Classification by memory safety:
- memory unsafe
- pointers - in C, C++, assembly
- essentially like addresses, can be incremented
- problems with buffer overruns, dangling pointers, memory leaks - major cause of critical flaws in OS, a big failure of C memory model that manifested decades after its invention
- references
- in ML, ocaml, Java, Scala
- can only redirect and follow a reference, cannot increment like a numerical address
- used with garbage collection
- no dangling pointers, fewer memory leaks, type safety
We mostly look at references, but that also applies to C (but there more work may be needed to be sound).
Examples
#include <stdio.h> int main() { int x; int* p; ... p = &x; ... x = 3; *p = 4; if(x==3) { printf("3\n"); } else { printf("not 3\n"); } }
Some of the questions we may want to answer include:
- Can compiler prove one branch is dead?
- Can it do common subexpression elimination?
x = sin(z); *p = 4.0; y = x + sin(z);
Here we cannot be sure of the value of x after the assignment to *p, because p might point to x. So we would be interested if finding out whether we can reuse the computation of complex expression sin(z).

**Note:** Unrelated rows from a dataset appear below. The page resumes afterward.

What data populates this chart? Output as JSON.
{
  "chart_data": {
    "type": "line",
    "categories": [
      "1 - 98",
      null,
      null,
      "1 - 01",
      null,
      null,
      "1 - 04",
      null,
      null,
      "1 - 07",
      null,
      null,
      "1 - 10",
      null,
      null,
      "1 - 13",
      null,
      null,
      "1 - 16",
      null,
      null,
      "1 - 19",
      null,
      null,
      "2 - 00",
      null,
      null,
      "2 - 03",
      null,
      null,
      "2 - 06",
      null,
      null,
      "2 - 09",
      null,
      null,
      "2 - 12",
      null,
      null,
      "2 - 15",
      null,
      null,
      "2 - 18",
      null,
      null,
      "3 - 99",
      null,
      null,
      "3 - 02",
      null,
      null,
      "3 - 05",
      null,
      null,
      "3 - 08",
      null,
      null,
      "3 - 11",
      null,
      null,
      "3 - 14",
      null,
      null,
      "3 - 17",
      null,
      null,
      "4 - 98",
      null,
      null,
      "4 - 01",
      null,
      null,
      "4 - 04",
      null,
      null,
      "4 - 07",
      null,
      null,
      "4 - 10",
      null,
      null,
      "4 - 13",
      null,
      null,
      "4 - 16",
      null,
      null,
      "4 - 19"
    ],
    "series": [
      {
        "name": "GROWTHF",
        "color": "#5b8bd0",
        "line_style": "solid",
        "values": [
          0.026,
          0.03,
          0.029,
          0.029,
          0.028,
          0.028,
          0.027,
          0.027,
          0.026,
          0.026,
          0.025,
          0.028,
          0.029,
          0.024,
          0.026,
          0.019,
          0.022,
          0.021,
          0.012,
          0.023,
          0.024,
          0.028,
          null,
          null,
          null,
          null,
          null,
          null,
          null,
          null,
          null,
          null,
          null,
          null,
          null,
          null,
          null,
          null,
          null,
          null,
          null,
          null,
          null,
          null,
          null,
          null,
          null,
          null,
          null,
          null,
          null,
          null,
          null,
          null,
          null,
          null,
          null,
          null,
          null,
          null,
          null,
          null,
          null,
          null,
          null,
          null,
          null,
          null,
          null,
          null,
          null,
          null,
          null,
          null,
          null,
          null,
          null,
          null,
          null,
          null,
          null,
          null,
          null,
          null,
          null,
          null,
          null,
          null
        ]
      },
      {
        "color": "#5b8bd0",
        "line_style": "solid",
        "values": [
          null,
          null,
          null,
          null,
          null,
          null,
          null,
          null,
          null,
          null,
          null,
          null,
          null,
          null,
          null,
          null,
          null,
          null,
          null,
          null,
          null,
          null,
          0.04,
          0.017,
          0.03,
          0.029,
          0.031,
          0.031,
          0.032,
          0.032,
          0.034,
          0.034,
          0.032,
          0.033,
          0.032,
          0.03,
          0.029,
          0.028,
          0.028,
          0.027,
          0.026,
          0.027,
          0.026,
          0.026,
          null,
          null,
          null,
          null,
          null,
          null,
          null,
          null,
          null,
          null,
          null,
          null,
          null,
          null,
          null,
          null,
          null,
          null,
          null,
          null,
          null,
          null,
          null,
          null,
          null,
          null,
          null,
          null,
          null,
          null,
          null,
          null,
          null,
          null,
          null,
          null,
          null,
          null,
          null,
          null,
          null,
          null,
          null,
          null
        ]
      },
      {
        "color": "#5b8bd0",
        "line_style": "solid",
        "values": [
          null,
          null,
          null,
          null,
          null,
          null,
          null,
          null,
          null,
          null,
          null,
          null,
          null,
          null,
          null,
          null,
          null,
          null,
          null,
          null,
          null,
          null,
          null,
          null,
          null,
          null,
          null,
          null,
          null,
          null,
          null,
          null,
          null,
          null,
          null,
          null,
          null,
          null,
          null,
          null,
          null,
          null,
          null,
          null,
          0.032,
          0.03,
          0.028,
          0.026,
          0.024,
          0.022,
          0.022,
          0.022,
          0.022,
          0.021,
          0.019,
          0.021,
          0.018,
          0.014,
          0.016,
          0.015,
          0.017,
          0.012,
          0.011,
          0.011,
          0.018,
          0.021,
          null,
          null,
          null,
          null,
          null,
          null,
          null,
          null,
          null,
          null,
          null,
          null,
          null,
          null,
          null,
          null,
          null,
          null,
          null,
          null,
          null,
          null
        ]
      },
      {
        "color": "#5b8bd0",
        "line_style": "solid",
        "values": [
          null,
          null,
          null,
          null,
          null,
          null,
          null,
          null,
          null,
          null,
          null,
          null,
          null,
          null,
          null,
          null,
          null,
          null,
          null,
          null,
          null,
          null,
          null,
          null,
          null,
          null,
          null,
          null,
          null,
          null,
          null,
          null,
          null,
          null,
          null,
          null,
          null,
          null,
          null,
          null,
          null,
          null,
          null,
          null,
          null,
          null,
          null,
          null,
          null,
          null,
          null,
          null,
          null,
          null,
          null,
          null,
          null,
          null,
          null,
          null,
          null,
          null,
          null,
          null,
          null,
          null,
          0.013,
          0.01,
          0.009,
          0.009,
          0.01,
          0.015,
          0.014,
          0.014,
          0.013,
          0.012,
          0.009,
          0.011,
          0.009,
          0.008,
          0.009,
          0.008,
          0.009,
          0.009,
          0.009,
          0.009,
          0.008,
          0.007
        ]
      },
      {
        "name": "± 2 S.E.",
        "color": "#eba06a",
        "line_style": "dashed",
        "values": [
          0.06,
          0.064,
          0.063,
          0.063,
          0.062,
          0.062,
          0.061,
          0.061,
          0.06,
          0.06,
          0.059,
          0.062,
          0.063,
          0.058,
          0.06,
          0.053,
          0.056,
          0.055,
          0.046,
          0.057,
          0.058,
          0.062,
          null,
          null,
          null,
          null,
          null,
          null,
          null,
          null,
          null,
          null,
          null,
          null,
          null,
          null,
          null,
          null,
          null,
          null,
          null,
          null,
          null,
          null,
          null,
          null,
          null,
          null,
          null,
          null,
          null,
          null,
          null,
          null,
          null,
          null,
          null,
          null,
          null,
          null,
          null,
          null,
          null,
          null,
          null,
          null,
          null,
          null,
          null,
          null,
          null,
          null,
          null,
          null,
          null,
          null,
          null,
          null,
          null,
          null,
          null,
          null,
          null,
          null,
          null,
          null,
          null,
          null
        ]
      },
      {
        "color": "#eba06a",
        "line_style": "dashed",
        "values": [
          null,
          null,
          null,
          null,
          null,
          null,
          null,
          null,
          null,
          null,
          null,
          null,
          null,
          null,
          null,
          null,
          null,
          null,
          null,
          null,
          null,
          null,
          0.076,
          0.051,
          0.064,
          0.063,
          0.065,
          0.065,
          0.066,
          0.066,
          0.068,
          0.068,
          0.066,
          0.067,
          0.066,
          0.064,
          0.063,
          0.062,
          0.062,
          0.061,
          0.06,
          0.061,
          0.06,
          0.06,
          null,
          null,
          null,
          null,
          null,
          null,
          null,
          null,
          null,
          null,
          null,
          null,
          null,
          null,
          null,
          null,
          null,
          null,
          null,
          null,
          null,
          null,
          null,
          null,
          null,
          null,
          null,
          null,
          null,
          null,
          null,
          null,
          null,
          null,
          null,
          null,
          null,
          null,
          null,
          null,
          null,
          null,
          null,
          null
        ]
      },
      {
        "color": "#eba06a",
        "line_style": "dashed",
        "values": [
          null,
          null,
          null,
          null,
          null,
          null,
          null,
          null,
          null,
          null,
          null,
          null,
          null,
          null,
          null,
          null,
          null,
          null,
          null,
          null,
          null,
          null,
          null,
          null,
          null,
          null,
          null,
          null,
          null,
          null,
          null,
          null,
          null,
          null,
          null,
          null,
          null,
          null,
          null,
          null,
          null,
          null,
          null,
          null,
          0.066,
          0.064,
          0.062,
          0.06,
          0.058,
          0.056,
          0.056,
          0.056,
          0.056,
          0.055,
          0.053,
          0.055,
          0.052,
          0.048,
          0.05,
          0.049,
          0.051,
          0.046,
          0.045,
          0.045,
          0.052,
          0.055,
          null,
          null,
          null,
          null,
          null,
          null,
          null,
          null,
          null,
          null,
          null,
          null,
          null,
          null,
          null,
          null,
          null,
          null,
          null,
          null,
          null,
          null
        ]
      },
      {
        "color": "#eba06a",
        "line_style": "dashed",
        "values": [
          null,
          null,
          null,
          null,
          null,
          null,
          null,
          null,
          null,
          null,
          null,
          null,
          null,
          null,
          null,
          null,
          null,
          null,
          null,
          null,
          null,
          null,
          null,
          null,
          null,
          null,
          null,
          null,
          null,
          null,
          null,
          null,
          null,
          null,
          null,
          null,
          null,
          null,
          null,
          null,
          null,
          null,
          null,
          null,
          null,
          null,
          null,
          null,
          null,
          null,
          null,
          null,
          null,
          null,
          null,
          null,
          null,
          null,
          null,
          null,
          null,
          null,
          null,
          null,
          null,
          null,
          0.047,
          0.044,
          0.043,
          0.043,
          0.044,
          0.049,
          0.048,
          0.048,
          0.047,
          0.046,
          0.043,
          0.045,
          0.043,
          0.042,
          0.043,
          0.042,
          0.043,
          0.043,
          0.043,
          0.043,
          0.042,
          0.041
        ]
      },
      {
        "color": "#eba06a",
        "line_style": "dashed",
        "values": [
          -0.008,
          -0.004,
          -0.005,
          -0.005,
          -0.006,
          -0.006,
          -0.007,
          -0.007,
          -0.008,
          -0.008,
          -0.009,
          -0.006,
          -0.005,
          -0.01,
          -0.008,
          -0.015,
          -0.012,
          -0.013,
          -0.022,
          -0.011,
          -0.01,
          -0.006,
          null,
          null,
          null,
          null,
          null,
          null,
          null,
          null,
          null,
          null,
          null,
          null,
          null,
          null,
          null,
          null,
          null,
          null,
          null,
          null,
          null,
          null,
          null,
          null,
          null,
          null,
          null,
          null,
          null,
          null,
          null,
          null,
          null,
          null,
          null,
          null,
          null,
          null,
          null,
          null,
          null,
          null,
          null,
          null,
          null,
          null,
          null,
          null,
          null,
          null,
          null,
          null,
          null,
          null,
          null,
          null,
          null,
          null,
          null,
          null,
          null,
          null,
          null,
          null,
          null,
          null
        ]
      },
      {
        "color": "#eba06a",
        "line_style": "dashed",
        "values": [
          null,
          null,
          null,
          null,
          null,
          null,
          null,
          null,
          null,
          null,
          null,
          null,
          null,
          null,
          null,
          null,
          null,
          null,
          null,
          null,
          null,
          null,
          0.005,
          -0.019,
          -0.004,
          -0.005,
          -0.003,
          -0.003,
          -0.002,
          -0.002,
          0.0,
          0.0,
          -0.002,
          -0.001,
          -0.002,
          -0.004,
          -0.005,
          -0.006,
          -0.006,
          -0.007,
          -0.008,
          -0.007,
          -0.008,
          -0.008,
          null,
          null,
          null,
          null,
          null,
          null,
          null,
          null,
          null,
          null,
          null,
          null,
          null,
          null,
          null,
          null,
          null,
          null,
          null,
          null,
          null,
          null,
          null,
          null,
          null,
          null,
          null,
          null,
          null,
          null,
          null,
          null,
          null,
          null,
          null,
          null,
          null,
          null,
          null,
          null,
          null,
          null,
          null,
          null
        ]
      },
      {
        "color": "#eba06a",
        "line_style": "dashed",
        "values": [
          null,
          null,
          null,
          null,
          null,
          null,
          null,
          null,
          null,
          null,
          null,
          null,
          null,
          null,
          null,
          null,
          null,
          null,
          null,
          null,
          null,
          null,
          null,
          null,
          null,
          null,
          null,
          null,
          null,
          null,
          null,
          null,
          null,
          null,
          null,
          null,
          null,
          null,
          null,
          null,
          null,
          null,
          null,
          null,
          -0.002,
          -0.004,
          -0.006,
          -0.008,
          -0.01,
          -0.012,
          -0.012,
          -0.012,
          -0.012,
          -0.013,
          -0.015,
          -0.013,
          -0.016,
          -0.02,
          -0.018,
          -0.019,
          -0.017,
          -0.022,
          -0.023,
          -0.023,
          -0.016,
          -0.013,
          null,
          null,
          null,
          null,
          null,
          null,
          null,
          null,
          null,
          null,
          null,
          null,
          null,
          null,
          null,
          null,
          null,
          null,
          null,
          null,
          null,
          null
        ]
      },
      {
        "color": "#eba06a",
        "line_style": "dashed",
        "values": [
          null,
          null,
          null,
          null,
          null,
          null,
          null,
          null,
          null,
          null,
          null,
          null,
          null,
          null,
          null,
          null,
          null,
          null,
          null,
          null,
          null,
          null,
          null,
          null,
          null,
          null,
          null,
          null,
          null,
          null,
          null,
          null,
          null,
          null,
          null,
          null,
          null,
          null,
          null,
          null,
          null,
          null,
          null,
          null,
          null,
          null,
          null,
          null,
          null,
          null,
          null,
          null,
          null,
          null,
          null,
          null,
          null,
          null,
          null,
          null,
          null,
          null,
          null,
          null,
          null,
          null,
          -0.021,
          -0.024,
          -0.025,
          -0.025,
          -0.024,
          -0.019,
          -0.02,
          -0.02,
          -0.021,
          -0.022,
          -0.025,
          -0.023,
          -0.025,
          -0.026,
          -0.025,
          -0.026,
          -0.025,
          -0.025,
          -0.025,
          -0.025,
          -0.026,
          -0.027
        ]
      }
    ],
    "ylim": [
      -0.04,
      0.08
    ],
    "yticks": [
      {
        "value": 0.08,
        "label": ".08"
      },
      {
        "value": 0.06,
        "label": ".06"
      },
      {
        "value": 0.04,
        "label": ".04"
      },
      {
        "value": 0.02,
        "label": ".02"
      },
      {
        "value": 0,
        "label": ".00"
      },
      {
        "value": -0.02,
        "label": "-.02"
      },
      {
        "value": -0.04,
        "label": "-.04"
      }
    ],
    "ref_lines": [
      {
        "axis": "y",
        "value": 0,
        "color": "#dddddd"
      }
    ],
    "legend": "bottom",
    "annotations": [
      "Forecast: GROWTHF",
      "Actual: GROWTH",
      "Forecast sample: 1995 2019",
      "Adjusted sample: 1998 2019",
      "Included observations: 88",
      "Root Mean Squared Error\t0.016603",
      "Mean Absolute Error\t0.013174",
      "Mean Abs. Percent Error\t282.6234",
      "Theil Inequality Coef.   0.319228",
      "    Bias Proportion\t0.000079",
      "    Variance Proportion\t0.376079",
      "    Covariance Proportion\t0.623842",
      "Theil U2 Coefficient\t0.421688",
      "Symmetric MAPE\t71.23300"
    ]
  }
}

Another question we might be interested in answering:
Is
int* p1, p2; ...S... *p1 = E1; *p2 = E2;
equivalent to
int* p1, p2; ...S... *p2 = E2; *p1 = E1;
There are also corresponding examples in Java, ocaml.
x.f = 3; p.f = 4; if(x.f==3) { printf("3\n"); } else { printf("not 3\n"); }
let x = ref 3 in let p = x in p := 4; if((!x)=3) then print_string("3\n") else print_string("not 3\n")
How we can describe this semantically? (Recall verification condition generation in the presence of structures): we can view functions as arrays:
f[x] = 3; f[p] = 4; if(f[x]==3) { printf("3\n"); } else { printf("not 3\n"); }
In C and ML references, there is an implicit 'cell content' field.
x.f = y
becomes
f := f(x:=y)
Expanding function update:
f(x:=y)(z) = IF(z=x,y,f(z))
Key question for reasoning about the result of such IF expressions: do two pointers (references) point to same location, are two 'memory array' indices equal.
To try answer these questions, we use the following techniques:
- pointer analysis: represent (usually disjoint) sets of locations to which each variable points to. For example, if we can determine that a pointer p points to an abstract location 1, and q points to location 2. If location 1 and location 2 are disjoint, then we can be sure that p and q do not overlap.
- alias analysis: can two symbolic expressions be an 'alias' for the same physical location i.e. can they point to the same location.